All this rests upon the definition of Market Manipulation of Hanson & Kysar.
Taking Behaviorism Seriously, Part I
Jon Hanson, Douglas Kysar; Taking Behavioralism Seriously: The Problem of Market Manipulation; In New York University Law Review; Volume 74; 1999; page 632; 1999; Also Harvard Public Law Working Paper No. 08-54; 118 pages.
For the past few decades, cognitive psychologists and behavioral researchers have been steadily uncovering evidence that human decisionmaking processes are prone to nonrational, yet systematic, tendencies. These researchers claim not merely that we sometimes fail to abide by rules of logic, but that we fail to do so in predictable ways.
With a few notable exceptions, implications of this research for legal institutions were slow in reaching the academic literature. Within the last few years, however, we have seen an outpouring of scholarship addressing the impact of behavioral research over a wide range of legal topics. Indeed, one might predict that the current behavioral movement eventually will have an influence on legal scholarship matched only by its predecessor, the law and economics movement. Ultimately, any legal concept that relies in some sense on a notion of reasonableness or that is premised on the existence of a reasonable or rational decisionmaker will need to be reassessed in light of the mounting evidence that humans are “a reasoning rather than a reasonable animal.”

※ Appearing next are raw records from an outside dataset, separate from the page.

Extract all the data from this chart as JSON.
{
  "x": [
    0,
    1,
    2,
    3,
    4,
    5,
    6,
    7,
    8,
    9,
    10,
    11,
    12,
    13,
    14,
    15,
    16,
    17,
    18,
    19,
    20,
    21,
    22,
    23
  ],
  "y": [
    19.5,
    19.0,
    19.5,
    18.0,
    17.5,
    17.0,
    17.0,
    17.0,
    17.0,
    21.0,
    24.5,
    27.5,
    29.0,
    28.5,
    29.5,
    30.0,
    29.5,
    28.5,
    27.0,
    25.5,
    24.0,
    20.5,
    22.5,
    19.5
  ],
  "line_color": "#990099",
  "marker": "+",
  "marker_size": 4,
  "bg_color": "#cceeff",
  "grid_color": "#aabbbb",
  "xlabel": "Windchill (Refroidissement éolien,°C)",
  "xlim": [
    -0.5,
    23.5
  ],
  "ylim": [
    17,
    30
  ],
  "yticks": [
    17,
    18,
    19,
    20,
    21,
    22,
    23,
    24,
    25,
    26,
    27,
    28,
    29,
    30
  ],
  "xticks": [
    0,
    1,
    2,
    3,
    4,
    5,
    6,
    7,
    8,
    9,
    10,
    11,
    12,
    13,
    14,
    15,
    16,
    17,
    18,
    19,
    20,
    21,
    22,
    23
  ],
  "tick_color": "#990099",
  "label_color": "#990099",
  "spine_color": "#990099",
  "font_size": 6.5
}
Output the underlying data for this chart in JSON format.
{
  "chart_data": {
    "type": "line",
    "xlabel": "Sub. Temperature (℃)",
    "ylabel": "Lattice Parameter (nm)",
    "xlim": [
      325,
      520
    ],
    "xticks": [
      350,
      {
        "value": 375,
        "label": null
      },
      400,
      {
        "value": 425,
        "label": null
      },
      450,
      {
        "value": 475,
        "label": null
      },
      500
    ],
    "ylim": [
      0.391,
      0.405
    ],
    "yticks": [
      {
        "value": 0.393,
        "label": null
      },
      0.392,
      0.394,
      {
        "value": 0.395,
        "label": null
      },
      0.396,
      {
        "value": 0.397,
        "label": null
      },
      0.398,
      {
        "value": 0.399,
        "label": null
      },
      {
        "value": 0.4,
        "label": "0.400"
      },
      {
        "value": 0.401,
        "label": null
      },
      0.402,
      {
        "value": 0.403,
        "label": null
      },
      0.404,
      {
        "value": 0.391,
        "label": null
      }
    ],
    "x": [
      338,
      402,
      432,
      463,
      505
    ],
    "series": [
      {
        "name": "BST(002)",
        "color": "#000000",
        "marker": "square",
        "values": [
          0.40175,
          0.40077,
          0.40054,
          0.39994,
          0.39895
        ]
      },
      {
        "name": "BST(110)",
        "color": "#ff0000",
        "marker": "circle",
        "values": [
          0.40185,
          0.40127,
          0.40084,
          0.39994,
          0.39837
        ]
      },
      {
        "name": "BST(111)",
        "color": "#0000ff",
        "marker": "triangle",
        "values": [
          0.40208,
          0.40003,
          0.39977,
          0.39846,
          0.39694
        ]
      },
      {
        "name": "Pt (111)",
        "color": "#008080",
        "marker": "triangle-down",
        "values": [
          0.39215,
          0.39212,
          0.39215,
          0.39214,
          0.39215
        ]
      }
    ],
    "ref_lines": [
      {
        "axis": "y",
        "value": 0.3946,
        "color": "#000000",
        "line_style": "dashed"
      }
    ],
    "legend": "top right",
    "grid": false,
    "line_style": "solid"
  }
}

This Article contributes to that reassessment by focusing on the problem of manipulability. Our central contention is that the presence of unyielding cognitive biases makes individual decisionmakers susceptible to manipulation by those able to influence the context in which decisions are made. More particularly, we believe that market outcomes frequently will be heavily influenced, if not determined, by the ability of one actor to control the format of information, the presentation of choices, and, in general, the setting within which market transactions occur. Once one accepts that individuals systematically behave in nonrational ways, it follows from an economic perspective that others will exploit those tendencies for gain.
That possibility of manipulation has a variety of implications for legal policy analysis that have heretofore gone unrecognized. This article highlights some of those implications and makes several predictions that are tested in other work.
Taking Behaviorism Seriously, Part II
Jon Hanson, Douglas Kysar; Taking Behavioralism Seriously: Some Evidence of Market Manipulation; In Harvard Law Review; Volume 112; 1999; page 1420; Also Harvard Public Law Working Paper No. 08-52; 149 pages.
An important lesson of behavioralist research is that individuals’ perceptions and preferences are highly manipulable. This article presents empirical evidence of market manipulation, a previously unrecognized source of market failure. It surveys extensive qualitative and quantitative marketing research and consumer behavioral studies, reviews common practices in settings such as gas stations and supermarkets, and examines environmentally oriented and fear-based advertising. The article then focuses on the industry that has most depended upon market manipulation: the cigarette industry. Through decades of sophisticated marketing and public relations efforts, cigarette manufacturers have heightened consumer demand and lowered consumer risk perceptions. Such market manipulation may justify moving to enterprise liability, the regime advocated by the first generation of product liability scholars.